I found a stack of old CDs in our attic a few weeks ago, and I was enjoying the nostalgia of listening to mix CDs I made 10-15 years ago. But as I’ve gone through the various tracks, I noticed a disturbing trend; many of the social issues being addressed in this CDs are still issues a decade later.
First, and most timely, was Le Tigre’s “Bang Bang”. Here’s a YouTube clip, but beware, it is an NSFW song:
For those who can’t catch the whole video, here’s a (censored) sample of the lyrics:
Wrong f—– time
Wrong f—– place
There is no f—– way
this is not about race
Who’s gonna call 9-1-1
When they can’t tell a wallet
from a mother f—– gun?
When it first popped up, I thought for a moment my car had flipped to a news station (the song opens with a newscaster’s voice), then I realized this was a song addressing police brutality and race from 15 years ago. Sadly, change a few news references and this same song could have been written 15 days ago. Regardless of your feelings about the Michael Brown and Eric Garner incidents, it’s heartbreaking to realize this isn’t the first time communities have had to grapple with these tragedies, and it won’t be the last.
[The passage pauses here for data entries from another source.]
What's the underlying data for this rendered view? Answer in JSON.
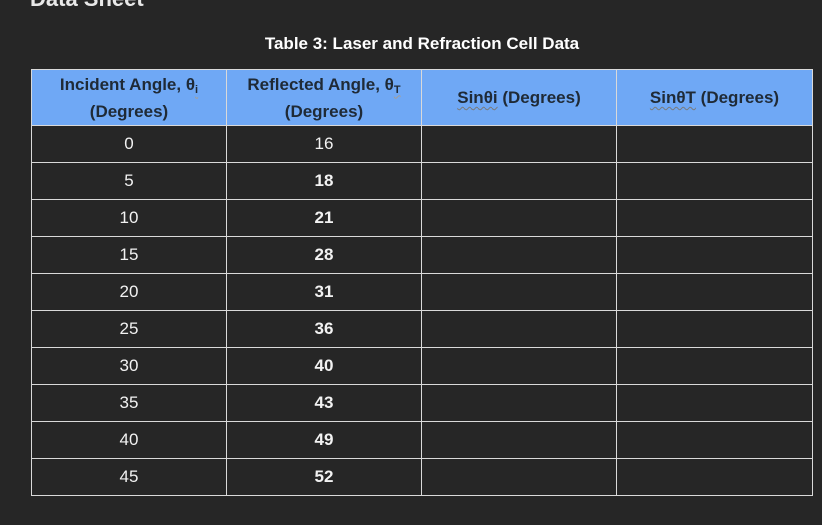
{
  "document": {
    "clipped_heading": "Data Sheet",
    "table_title": "Table 3: Laser and Refraction Cell Data"
  },
  "table": {
    "headers": [
      {
        "line1": "Incident Angle, θ",
        "sub": "i",
        "line2": "(Degrees)"
      },
      {
        "line1": "Reflected Angle, θ",
        "sub": "T",
        "line2": "(Degrees)"
      },
      {
        "prefix": "Sinθi",
        "suffix": " (Degrees)"
      },
      {
        "prefix": "SinθT",
        "suffix": " (Degrees)"
      }
    ],
    "rows": [
      {
        "incident": "0",
        "reflected": "16",
        "sin_i": "",
        "sin_t": ""
      },
      {
        "incident": "5",
        "reflected": "18",
        "sin_i": "",
        "sin_t": ""
      },
      {
        "incident": "10",
        "reflected": "21",
        "sin_i": "",
        "sin_t": ""
      },
      {
        "incident": "15",
        "reflected": "28",
        "sin_i": "",
        "sin_t": ""
      },
      {
        "incident": "20",
        "reflected": "31",
        "sin_i": "",
        "sin_t": ""
      },
      {
        "incident": "25",
        "reflected": "36",
        "sin_i": "",
        "sin_t": ""
      },
      {
        "incident": "30",
        "reflected": "40",
        "sin_i": "",
        "sin_t": ""
      },
      {
        "incident": "35",
        "reflected": "43",
        "sin_i": "",
        "sin_t": ""
      },
      {
        "incident": "40",
        "reflected": "49",
        "sin_i": "",
        "sin_t": ""
      },
      {
        "incident": "45",
        "reflected": "52",
        "sin_i": "",
        "sin_t": ""
      }
    ]
  },
  "colors": {
    "background": "#262626",
    "header_fill": "#6fa8f5",
    "grid_lines": "#d9d9d9"
  }
}
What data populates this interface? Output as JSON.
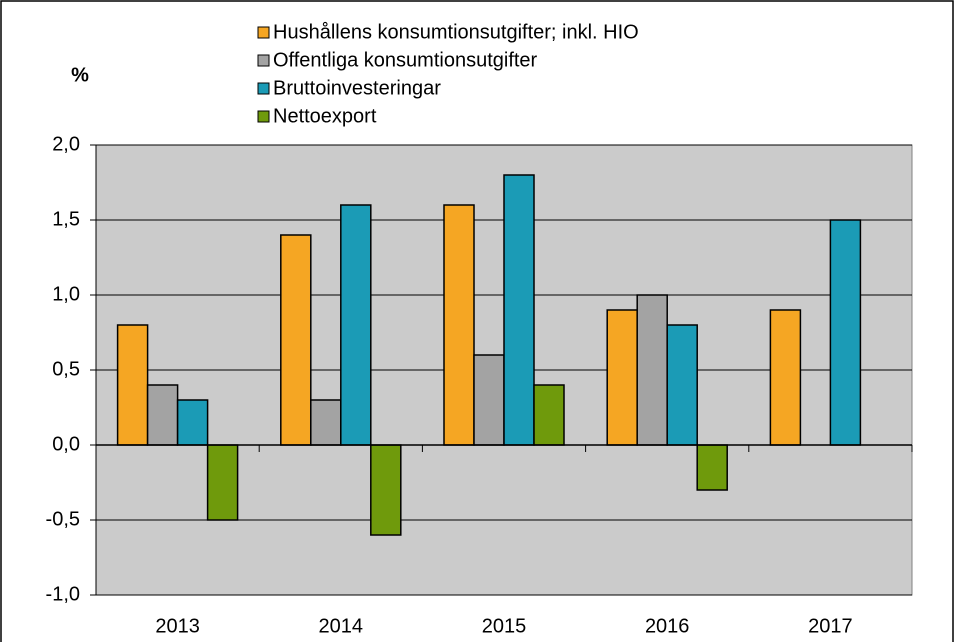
{
  "chart_data": {
    "type": "bar",
    "y_label": "%",
    "categories": [
      "2013",
      "2014",
      "2015",
      "2016",
      "2017"
    ],
    "series": [
      {
        "name": "Hushållens konsumtionsutgifter; inkl. HIO",
        "color": "#f5a623",
        "values": [
          0.8,
          1.4,
          1.6,
          0.9,
          0.9
        ]
      },
      {
        "name": "Offentliga konsumtionsutgifter",
        "color": "#a3a3a3",
        "values": [
          0.4,
          0.3,
          0.6,
          1.0,
          0
        ]
      },
      {
        "name": "Bruttoinvesteringar",
        "color": "#1b9bb6",
        "values": [
          0.3,
          1.6,
          1.8,
          0.8,
          1.5
        ]
      },
      {
        "name": "Nettoexport",
        "color": "#6f9a0c",
        "values": [
          -0.5,
          -0.6,
          0.4,
          -0.3,
          0
        ]
      }
    ],
    "ylim": [
      -1.0,
      2.0
    ],
    "yticks": [
      {
        "value": -1.0,
        "label": "-1,0"
      },
      {
        "value": -0.5,
        "label": "-0,5"
      },
      {
        "value": 0,
        "label": "0,0"
      },
      {
        "value": 0.5,
        "label": "0,5"
      },
      {
        "value": 1.0,
        "label": "1,0"
      },
      {
        "value": 1.5,
        "label": "1,5"
      },
      {
        "value": 2.0,
        "label": "2,0"
      }
    ],
    "grid": true
  }
}
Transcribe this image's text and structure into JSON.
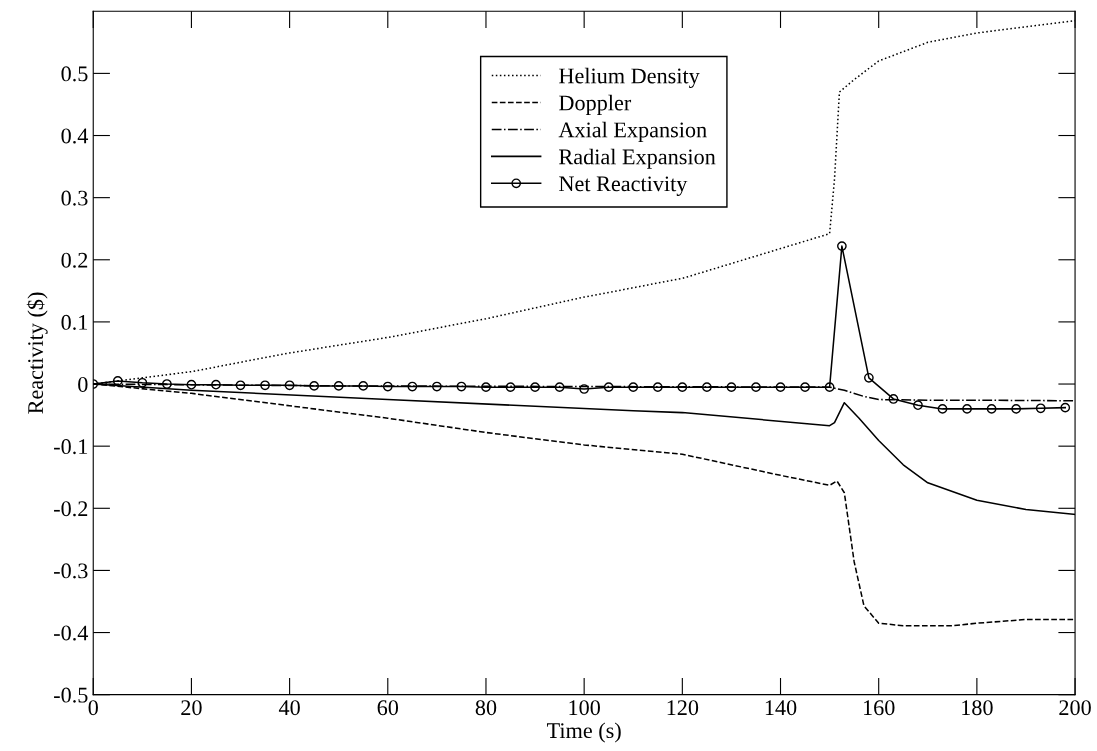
{
  "chart_data": {
    "type": "line",
    "xlabel": "Time (s)",
    "ylabel": "Reactivity ($)",
    "xlim": [
      0,
      200
    ],
    "xticks": [
      0,
      20,
      40,
      60,
      80,
      100,
      120,
      140,
      160,
      180,
      200
    ],
    "ylim": [
      -0.5,
      0.6
    ],
    "yticks": [
      -0.5,
      -0.4,
      -0.3,
      -0.2,
      -0.1,
      0,
      0.1,
      0.2,
      0.3,
      0.4,
      0.5
    ],
    "grid": false,
    "legend": "top",
    "marker": "none",
    "series": [
      {
        "name": "Helium Density",
        "color": "#000000",
        "line_style": "dotted",
        "x": [
          0,
          10,
          20,
          40,
          60,
          80,
          100,
          120,
          140,
          150,
          151,
          152,
          155,
          160,
          170,
          180,
          190,
          200
        ],
        "values": [
          0,
          0.01,
          0.02,
          0.05,
          0.075,
          0.105,
          0.14,
          0.17,
          0.218,
          0.242,
          0.33,
          0.47,
          0.49,
          0.52,
          0.55,
          0.565,
          0.575,
          0.585
        ]
      },
      {
        "name": "Doppler",
        "color": "#000000",
        "line_style": "dashed",
        "x": [
          0,
          20,
          40,
          60,
          80,
          100,
          120,
          140,
          150,
          151.5,
          153,
          155,
          157,
          160,
          165,
          175,
          180,
          190,
          200
        ],
        "values": [
          0,
          -0.015,
          -0.035,
          -0.055,
          -0.078,
          -0.098,
          -0.113,
          -0.147,
          -0.163,
          -0.156,
          -0.175,
          -0.286,
          -0.357,
          -0.385,
          -0.389,
          -0.389,
          -0.385,
          -0.379,
          -0.379
        ]
      },
      {
        "name": "Axial Expansion",
        "color": "#000000",
        "line_style": "dashdot",
        "x": [
          0,
          50,
          100,
          150,
          153,
          157,
          160,
          170,
          180,
          200
        ],
        "values": [
          0,
          -0.003,
          -0.004,
          -0.005,
          -0.01,
          -0.02,
          -0.025,
          -0.026,
          -0.026,
          -0.027
        ]
      },
      {
        "name": "Radial Expansion",
        "color": "#000000",
        "line_style": "solid",
        "x": [
          0,
          20,
          60,
          110,
          120,
          150,
          151,
          153,
          156,
          160,
          165,
          170,
          180,
          190,
          200
        ],
        "values": [
          0,
          -0.01,
          -0.025,
          -0.043,
          -0.046,
          -0.067,
          -0.062,
          -0.03,
          -0.055,
          -0.091,
          -0.13,
          -0.159,
          -0.187,
          -0.202,
          -0.21
        ]
      },
      {
        "name": "Net Reactivity",
        "color": "#000000",
        "line_style": "solid",
        "marker": "circle",
        "x": [
          0,
          5,
          10,
          15,
          20,
          25,
          30,
          35,
          40,
          45,
          50,
          55,
          60,
          65,
          70,
          75,
          80,
          85,
          90,
          95,
          100,
          105,
          110,
          115,
          120,
          125,
          130,
          135,
          140,
          145,
          150,
          152.5,
          158,
          163,
          168,
          173,
          178,
          183,
          188,
          193,
          198
        ],
        "values": [
          0,
          0.005,
          0.002,
          0,
          -0.001,
          -0.001,
          -0.002,
          -0.002,
          -0.002,
          -0.003,
          -0.003,
          -0.003,
          -0.004,
          -0.004,
          -0.004,
          -0.004,
          -0.005,
          -0.005,
          -0.005,
          -0.005,
          -0.008,
          -0.005,
          -0.005,
          -0.005,
          -0.005,
          -0.005,
          -0.005,
          -0.005,
          -0.005,
          -0.005,
          -0.005,
          0.222,
          0.01,
          -0.024,
          -0.034,
          -0.04,
          -0.04,
          -0.04,
          -0.04,
          -0.039,
          -0.038
        ]
      }
    ]
  }
}
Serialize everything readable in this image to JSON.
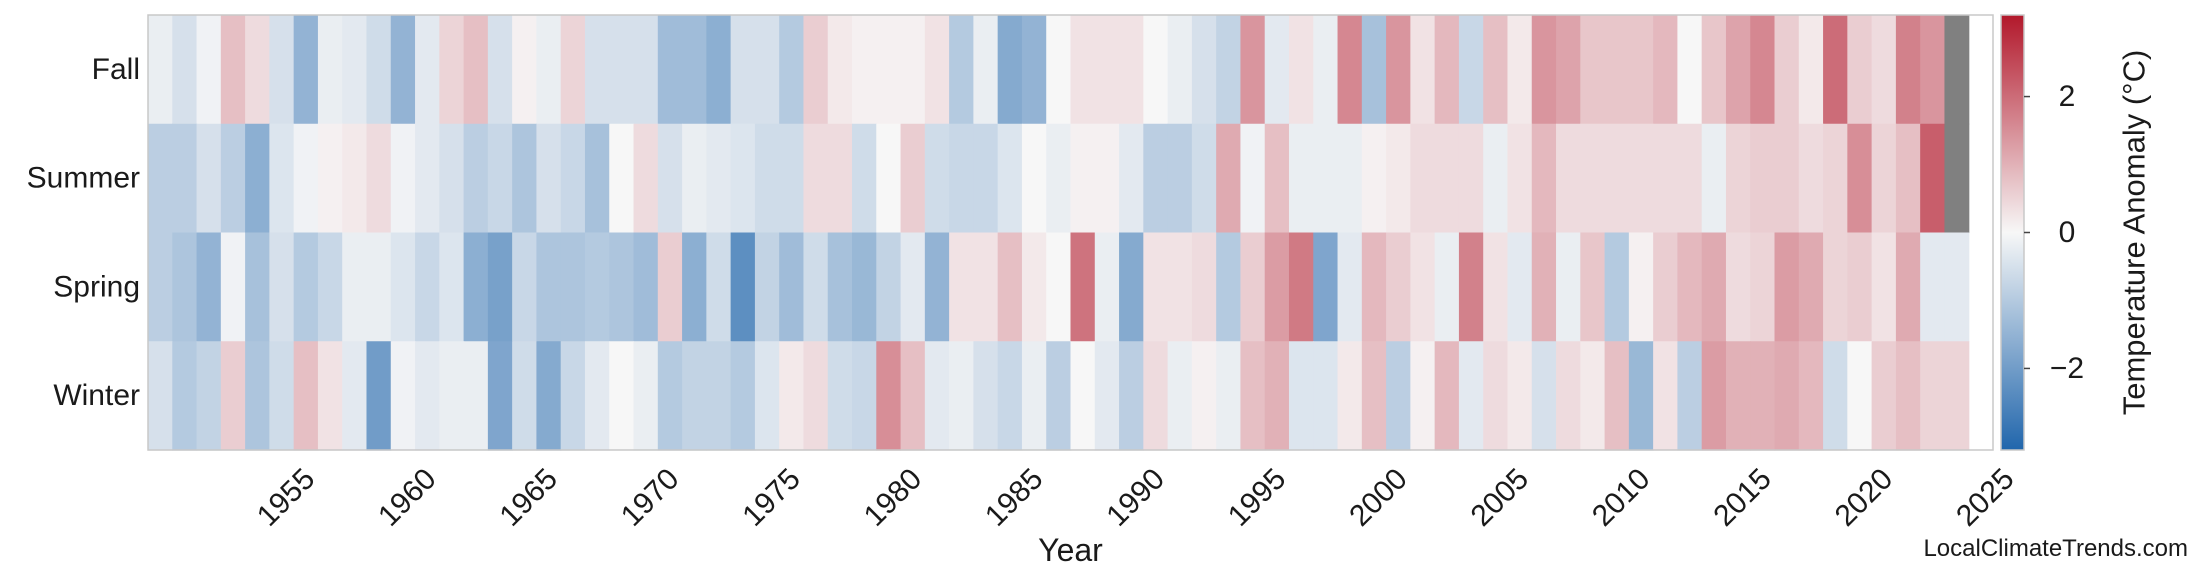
{
  "chart_data": {
    "type": "heatmap",
    "title": "",
    "xlabel": "Year",
    "ylabel": "",
    "rows": [
      "Fall",
      "Summer",
      "Spring",
      "Winter"
    ],
    "year_start": 1949,
    "year_end": 2024,
    "x_ticks": [
      "1955",
      "1960",
      "1965",
      "1970",
      "1975",
      "1980",
      "1985",
      "1990",
      "1995",
      "2000",
      "2005",
      "2010",
      "2015",
      "2020",
      "2025"
    ],
    "colorbar": {
      "label": "Temperature Anomaly (°C)",
      "range": [
        -3.2,
        3.2
      ],
      "ticks": [
        "2",
        "0",
        "−2"
      ],
      "tick_values": [
        2,
        0,
        -2
      ],
      "colors": {
        "cold": "#2166ac",
        "neutral": "#f7f7f7",
        "warm": "#b2182b",
        "missing": "#808080"
      }
    },
    "values": {
      "Fall": [
        -0.2,
        -0.5,
        -0.1,
        0.8,
        0.4,
        -0.5,
        -1.5,
        -0.2,
        -0.3,
        -0.6,
        -1.5,
        -0.3,
        0.5,
        0.8,
        -0.5,
        0.1,
        -0.2,
        0.5,
        -0.5,
        -0.5,
        -0.5,
        -1.3,
        -1.3,
        -1.6,
        -0.5,
        -0.5,
        -1.0,
        0.6,
        0.2,
        0.1,
        0.1,
        0.1,
        0.3,
        -1.0,
        -0.2,
        -1.7,
        -1.5,
        0.0,
        0.3,
        0.3,
        0.3,
        0.0,
        -0.2,
        -0.5,
        -0.8,
        1.4,
        -0.3,
        0.3,
        -0.2,
        1.6,
        -1.2,
        1.4,
        0.3,
        0.9,
        -0.7,
        0.8,
        0.2,
        1.4,
        1.2,
        0.7,
        0.7,
        0.7,
        0.9,
        0.0,
        0.7,
        1.2,
        1.6,
        0.6,
        0.2,
        2.0,
        0.6,
        0.4,
        1.7,
        1.4,
        null
      ],
      "Summer": [
        -0.9,
        -0.9,
        -0.5,
        -0.9,
        -1.6,
        -0.4,
        -0.1,
        0.1,
        0.2,
        0.4,
        -0.1,
        -0.3,
        -0.5,
        -0.9,
        -0.7,
        -1.1,
        -0.5,
        -0.7,
        -1.2,
        0.0,
        0.4,
        -0.5,
        -0.2,
        -0.3,
        -0.4,
        -0.6,
        -0.6,
        0.4,
        0.4,
        -0.6,
        0.0,
        0.6,
        -0.6,
        -0.7,
        -0.7,
        -0.4,
        0.0,
        -0.2,
        0.1,
        0.1,
        -0.3,
        -0.9,
        -0.9,
        -0.6,
        1.1,
        -0.1,
        0.8,
        -0.2,
        -0.2,
        -0.2,
        0.1,
        0.2,
        0.4,
        0.4,
        0.4,
        -0.2,
        0.3,
        0.9,
        0.4,
        0.4,
        0.4,
        0.4,
        0.4,
        0.4,
        -0.2,
        0.5,
        0.6,
        0.6,
        0.4,
        0.5,
        1.5,
        0.5,
        0.8,
        2.2,
        null
      ],
      "Spring": [
        -0.9,
        -1.1,
        -1.5,
        -0.1,
        -1.2,
        -0.5,
        -1.0,
        -0.7,
        -0.2,
        -0.2,
        -0.4,
        -0.7,
        -0.4,
        -1.6,
        -1.9,
        -0.7,
        -1.1,
        -1.1,
        -1.0,
        -1.1,
        -1.3,
        0.6,
        -1.6,
        -0.6,
        -2.3,
        -0.8,
        -1.3,
        -0.6,
        -1.2,
        -1.4,
        -0.8,
        -0.3,
        -1.5,
        0.3,
        0.3,
        0.8,
        0.2,
        0.0,
        1.9,
        -0.2,
        -1.7,
        0.3,
        0.3,
        0.4,
        -1.0,
        0.6,
        1.3,
        1.8,
        -1.8,
        -0.3,
        0.9,
        0.6,
        0.3,
        -0.2,
        1.7,
        0.3,
        -0.3,
        1.0,
        -0.2,
        0.7,
        -1.0,
        0.1,
        0.6,
        0.9,
        1.1,
        0.4,
        0.5,
        1.3,
        1.1,
        0.5,
        0.6,
        0.3,
        1.1,
        -0.3,
        -0.3
      ],
      "Winter": [
        -0.5,
        -1.0,
        -0.8,
        0.6,
        -1.1,
        -0.6,
        0.8,
        0.3,
        -0.3,
        -2.0,
        -0.1,
        -0.3,
        -0.2,
        -0.2,
        -1.8,
        -0.6,
        -1.7,
        -0.7,
        -0.3,
        0.0,
        -0.2,
        -1.0,
        -0.8,
        -0.8,
        -1.0,
        -0.4,
        0.2,
        0.4,
        -0.6,
        -0.7,
        1.5,
        0.8,
        -0.3,
        -0.2,
        -0.5,
        -0.7,
        -0.2,
        -0.9,
        0.0,
        -0.3,
        -0.9,
        0.4,
        -0.2,
        0.1,
        -0.2,
        0.8,
        1.0,
        -0.4,
        -0.4,
        0.2,
        0.8,
        -0.9,
        0.1,
        0.9,
        -0.3,
        0.4,
        0.2,
        -0.5,
        0.4,
        0.2,
        0.8,
        -1.4,
        0.3,
        -0.9,
        1.3,
        1.0,
        1.0,
        1.1,
        0.9,
        -0.6,
        0.0,
        0.6,
        0.8,
        0.5,
        0.5
      ]
    }
  },
  "watermark": "LocalClimateTrends.com"
}
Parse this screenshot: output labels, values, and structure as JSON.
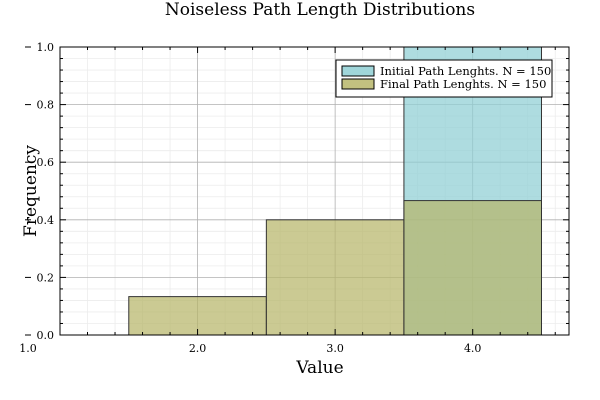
{
  "chart_data": {
    "type": "bar",
    "title": "Noiseless Path Length Distributions",
    "xlabel": "Value",
    "ylabel": "Frequency",
    "xlim": [
      1.0,
      4.7
    ],
    "ylim": [
      0.0,
      1.0
    ],
    "x_ticks": [
      {
        "value": 1.0,
        "label": "1.0"
      },
      {
        "value": 2.0,
        "label": "2.0"
      },
      {
        "value": 3.0,
        "label": "3.0"
      },
      {
        "value": 4.0,
        "label": "4.0"
      }
    ],
    "y_ticks": [
      {
        "value": 0.0,
        "label": "0.0"
      },
      {
        "value": 0.2,
        "label": "0.2"
      },
      {
        "value": 0.4,
        "label": "0.4"
      },
      {
        "value": 0.6,
        "label": "0.6"
      },
      {
        "value": 0.8,
        "label": "0.8"
      },
      {
        "value": 1.0,
        "label": "1.0"
      }
    ],
    "grid": true,
    "legend_position": "top-right",
    "series": [
      {
        "name": "Initial Path Lenghts. N = 150",
        "color": "#8fcfd4",
        "bins": [
          {
            "x0": 3.5,
            "x1": 4.5,
            "value": 1.0
          }
        ]
      },
      {
        "name": "Final Path Lenghts. N = 150",
        "color": "#b7b66a",
        "bins": [
          {
            "x0": 1.5,
            "x1": 2.5,
            "value": 0.1333
          },
          {
            "x0": 2.5,
            "x1": 3.5,
            "value": 0.4
          },
          {
            "x0": 3.5,
            "x1": 4.5,
            "value": 0.4667
          }
        ]
      }
    ]
  }
}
Then another Le Tigre song came up in the rotation, “F.Y.R.” (again, somewhat NSFW for language):
And here are a few lyrics, again in case you can’t watch the video:
Celebrate gay marriage in Vermont by enforcing those old sodomy laws.
One step forward five steps back.
We tell the truth they turn up the laugh track.
Feminists we’re calling you.
Please report to the front desk.
Let’s name this phenomenon.
It’s too dumb to bring us down.
This is more of a general lament than a specific incident, but it’s focused on the idea that in fifty plus years of feminism and the women’s movement, we’re still struggling to move forwards consistently. Even today that’s the case. The “gay marriage in Vermont” line comes from Vermont making news for legalizing civil unions. Meanwhile, today 35 states offer same-sex marriage, with an additional ten that were approved but suspended pending court appeals. Meanwhile, Michigan and Arkansas have been in the news lately for their virulently anti-gay discriminatory bills, and what’s scary is how much momentum seems to be behind them. One step forward five steps back indeed.
Moving on from Le Tigre, the mix CDs also held quite a few songs from my favorite band of all time, Sleater-Kinney. Again, these are songs that were written almost fifteen years ago, but they’re singing about social issues we’re still struggling with today.
Sleater-Kinney’s “#1 Must Have” is an awesome song all by itself, as a slice of how it felt to be a woman in rock in the early 2000s after the riot grrrl movement had been underground for years. It was also written in the aftermath of Woodstock ’99, which is key to the example lyrics, as well as the whole song.
I’ve been crawling up so long
On your stairway to heaven
And now I no longer believe that I wanna get in
And will there always be concerts where
Women are raped
Watch me make up my mind instead of my face
The number one must have
Is that we are safe
(Everywhere you go teenage
Is the rage
Inside your pants
And on the front page
Everywhere you go it’s die or be born
If you can’t decide then
It’s your own war)
Obviously, women’s safety, sexual assault, and the expectation of safety in everything from going to a party at a frat house to riding in an Uber car have been in the headlines lately. The lament “will there always be concerts where women are raped” applies today to any number of everyday activities. Nothing has changed in the last fifteen years, and that song still applies today.
Finally, Sleater-Kinney had one more song that really struck me as prescient. Supposedly, the band saw a video of a woman being hit by a train on a loop in a bar; whether this was a legitimate video, a loop from a movie, or something else it’s hard to say. But what they took from it became a song that holds up a mirror to the worst of our reality TV obsessions, which as we all know has only gotten worse and not better over the years:
http://www.youtube.com/watch?feature=player_embedded&v=1AA2bNHUheg
Was it a lie?
Did it fill your head
Did it entertain?
Will you feel alive
at the end of it?
When the collision came
She died right away
Her body flung almost sixty feet
And as she split in two
Was she coming straight for you
And do you have a camera for a face?
And on that sad note, here’s my hope: that in 15 more years, when I stumble across this stack of CDs again, that I listen to it and think “Wow, the world was a much sadder place then..I’m glad we’ve made it better.” It won’t be easy, but as we head into 2015 I hope we can try.